次は中を通る水も呼吸も汚染されているのが問題だ。何をイメージしよう。水の中をキラキラと煌めく粒子?太陽の様なホッとする暖かさと光?細ければ全体に行き渡るだろうか。
「あ、そうだ!」
注射だ。ワクチンをイメージしよう。穢れや汚染をウイルスだと思って、流れる水や呼吸は血管だと思って、そこにプスっと聖属性を注入したら何とかなりそうかもしれない。
『ふふふ、なるほどね。そう考えたのね』
『発想としては悪くは無いが、もっと別のイメージもあっただろうに……!』
2人して笑いを堪えている為に声が震えている。失礼な!これでも真剣である。
ムッとしながら木の中に充満する穢れを聖属性のワクチン隊(イメージです)が駆逐する様に駆け巡らせる。木の枝、葉の先、根元、繊維1つ1つに聖属性の魔力を走らせる。もちろん魔力で途切れた部分を繋ぎ合わせるのも忘れない。しかし今ひとつ決定打に欠けている。最後のひと振りに、もう一つ何かイメージが欲しい。
『ピュリフィケーション、だ』
見兼ねたアングレウスが聞き慣れない言葉を放った。
「ぴゅあふぃ……?」
『ピュリフィケーション、つまり浄化だ。全てを祓うと思って言葉にすると良い』
先端にまで追い込んだこの穢れを追払う。否、全て光で霧散させるのだ。
「清め!祓え!霧散せよ!『浄化』!!」
木の内側から光が溢れ出し、黒い靄がファサーっと散っていった。紫がかっていた葉の色はすっかり深緑に戻っており、先程の木と同じく活き活きとしている。
「ふぅ、やった……かな?」
『バッチリね!お疲れ様!』
『上出来だ。言の葉こそイメージの結晶。だからこそ人は皆詠唱し、言葉でイメージし、名前をもって魔法を放つ。イメージが固まれば詠唱も不要だがな』
よくやった、と頭を撫でられる。まさか精霊王に頭を撫でられるとは思ってもみなかったが、力を認めてもらえた様でとても嬉しかった。
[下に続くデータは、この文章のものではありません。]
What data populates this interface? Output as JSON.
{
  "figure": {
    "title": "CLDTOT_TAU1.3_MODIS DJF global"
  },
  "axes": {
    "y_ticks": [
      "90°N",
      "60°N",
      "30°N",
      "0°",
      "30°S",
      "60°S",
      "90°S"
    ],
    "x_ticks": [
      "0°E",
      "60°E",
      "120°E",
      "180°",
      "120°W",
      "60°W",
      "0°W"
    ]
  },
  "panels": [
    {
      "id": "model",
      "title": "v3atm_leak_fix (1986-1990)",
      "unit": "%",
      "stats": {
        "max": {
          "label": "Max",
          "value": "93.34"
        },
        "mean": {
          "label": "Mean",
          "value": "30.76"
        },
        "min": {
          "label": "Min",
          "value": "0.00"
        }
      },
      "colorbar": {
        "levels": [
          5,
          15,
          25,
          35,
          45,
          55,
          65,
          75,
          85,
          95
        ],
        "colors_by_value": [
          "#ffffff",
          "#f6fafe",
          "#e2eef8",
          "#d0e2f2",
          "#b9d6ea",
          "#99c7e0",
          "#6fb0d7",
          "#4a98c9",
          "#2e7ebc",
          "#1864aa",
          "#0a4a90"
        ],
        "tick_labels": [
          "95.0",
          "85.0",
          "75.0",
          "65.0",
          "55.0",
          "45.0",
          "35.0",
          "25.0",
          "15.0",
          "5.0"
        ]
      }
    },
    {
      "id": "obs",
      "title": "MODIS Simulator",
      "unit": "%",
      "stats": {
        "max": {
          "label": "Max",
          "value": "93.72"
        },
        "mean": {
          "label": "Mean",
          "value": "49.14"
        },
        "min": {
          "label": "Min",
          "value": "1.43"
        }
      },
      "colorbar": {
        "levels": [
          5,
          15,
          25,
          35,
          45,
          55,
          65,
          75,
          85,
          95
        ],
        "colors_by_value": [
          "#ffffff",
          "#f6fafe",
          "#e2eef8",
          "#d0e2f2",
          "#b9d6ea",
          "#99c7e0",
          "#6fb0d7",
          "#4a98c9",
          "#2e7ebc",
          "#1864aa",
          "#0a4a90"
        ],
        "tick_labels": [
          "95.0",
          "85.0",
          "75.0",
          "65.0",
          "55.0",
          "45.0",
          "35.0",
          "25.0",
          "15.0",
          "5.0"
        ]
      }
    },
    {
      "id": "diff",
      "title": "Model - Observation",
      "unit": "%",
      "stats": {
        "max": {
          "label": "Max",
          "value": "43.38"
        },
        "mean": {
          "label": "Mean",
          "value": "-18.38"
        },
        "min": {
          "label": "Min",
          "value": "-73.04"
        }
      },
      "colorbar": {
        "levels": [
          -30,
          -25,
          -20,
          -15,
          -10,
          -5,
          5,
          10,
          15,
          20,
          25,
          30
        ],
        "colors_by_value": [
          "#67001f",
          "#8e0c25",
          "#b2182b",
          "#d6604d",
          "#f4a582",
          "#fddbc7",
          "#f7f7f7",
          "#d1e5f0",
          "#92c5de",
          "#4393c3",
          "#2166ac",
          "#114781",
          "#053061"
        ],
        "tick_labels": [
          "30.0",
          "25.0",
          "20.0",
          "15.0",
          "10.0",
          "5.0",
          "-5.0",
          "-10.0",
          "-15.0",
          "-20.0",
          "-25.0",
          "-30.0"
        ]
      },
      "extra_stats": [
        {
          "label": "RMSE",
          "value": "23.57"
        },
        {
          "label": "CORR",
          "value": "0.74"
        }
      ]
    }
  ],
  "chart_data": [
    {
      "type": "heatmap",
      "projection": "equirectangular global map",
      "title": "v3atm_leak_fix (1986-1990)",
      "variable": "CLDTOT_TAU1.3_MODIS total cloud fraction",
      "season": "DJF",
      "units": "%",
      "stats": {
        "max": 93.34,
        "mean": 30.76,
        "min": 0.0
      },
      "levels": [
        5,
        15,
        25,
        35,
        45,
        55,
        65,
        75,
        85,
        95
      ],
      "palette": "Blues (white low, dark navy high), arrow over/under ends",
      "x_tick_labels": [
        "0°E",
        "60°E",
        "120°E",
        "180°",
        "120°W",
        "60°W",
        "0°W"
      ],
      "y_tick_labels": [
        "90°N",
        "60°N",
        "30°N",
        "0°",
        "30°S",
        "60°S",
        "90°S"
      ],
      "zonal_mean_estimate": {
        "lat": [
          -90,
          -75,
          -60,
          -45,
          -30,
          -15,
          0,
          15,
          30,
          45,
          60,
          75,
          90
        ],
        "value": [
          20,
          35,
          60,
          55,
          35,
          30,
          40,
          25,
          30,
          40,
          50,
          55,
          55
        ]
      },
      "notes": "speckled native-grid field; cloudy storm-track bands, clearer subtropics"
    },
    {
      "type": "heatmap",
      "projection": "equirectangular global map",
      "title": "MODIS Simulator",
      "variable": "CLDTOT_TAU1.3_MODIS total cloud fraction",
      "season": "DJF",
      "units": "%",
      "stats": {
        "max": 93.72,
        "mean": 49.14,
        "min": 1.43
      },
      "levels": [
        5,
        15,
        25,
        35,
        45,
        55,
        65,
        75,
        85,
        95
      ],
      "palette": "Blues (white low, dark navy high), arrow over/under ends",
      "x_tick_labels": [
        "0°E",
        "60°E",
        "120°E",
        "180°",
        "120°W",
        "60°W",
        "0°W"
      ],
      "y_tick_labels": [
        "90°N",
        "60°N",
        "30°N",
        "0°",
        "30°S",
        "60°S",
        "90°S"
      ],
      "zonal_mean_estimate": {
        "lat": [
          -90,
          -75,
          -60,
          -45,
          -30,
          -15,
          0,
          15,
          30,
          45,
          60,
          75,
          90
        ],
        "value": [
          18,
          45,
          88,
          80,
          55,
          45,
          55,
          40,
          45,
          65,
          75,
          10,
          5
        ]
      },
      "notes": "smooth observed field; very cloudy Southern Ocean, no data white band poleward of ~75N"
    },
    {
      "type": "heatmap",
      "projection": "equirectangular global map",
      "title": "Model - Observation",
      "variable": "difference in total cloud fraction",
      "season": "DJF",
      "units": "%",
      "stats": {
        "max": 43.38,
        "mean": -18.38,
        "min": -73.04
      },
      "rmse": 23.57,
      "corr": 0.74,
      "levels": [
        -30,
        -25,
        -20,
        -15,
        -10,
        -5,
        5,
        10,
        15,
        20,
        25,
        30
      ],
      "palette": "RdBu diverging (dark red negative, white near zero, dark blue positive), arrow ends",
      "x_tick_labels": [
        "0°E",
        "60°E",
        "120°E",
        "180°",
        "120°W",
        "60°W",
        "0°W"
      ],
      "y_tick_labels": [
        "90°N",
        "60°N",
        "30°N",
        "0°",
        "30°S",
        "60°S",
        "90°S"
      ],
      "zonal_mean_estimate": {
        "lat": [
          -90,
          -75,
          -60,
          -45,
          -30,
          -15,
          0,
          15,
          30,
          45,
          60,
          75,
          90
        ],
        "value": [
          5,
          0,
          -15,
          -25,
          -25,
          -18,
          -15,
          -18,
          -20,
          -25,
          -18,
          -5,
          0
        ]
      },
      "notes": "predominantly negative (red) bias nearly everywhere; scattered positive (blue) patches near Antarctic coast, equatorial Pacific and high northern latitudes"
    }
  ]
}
『あらー、アングレウスったらアリオットくんお気に入り??』
『なっ!優秀な教え子だと思っただけだ!……とにかく!さっきの感覚、どちらも覚えておくようにな。それが今後重要だからな』
プイッとそっぽを向いてしまったが、ドリアードが仄かに赤くなっている耳を指さしている。『珍しいデレよ、デレ!』なんて耳打ちしてくるから笑いを堪えるのに必死だった。
「ありがとうございました!」
『……続きはまた後程だ』
アングレウス様、口元も緩んでますよ、とは思ったがこれはさすがに黙っておくことにした。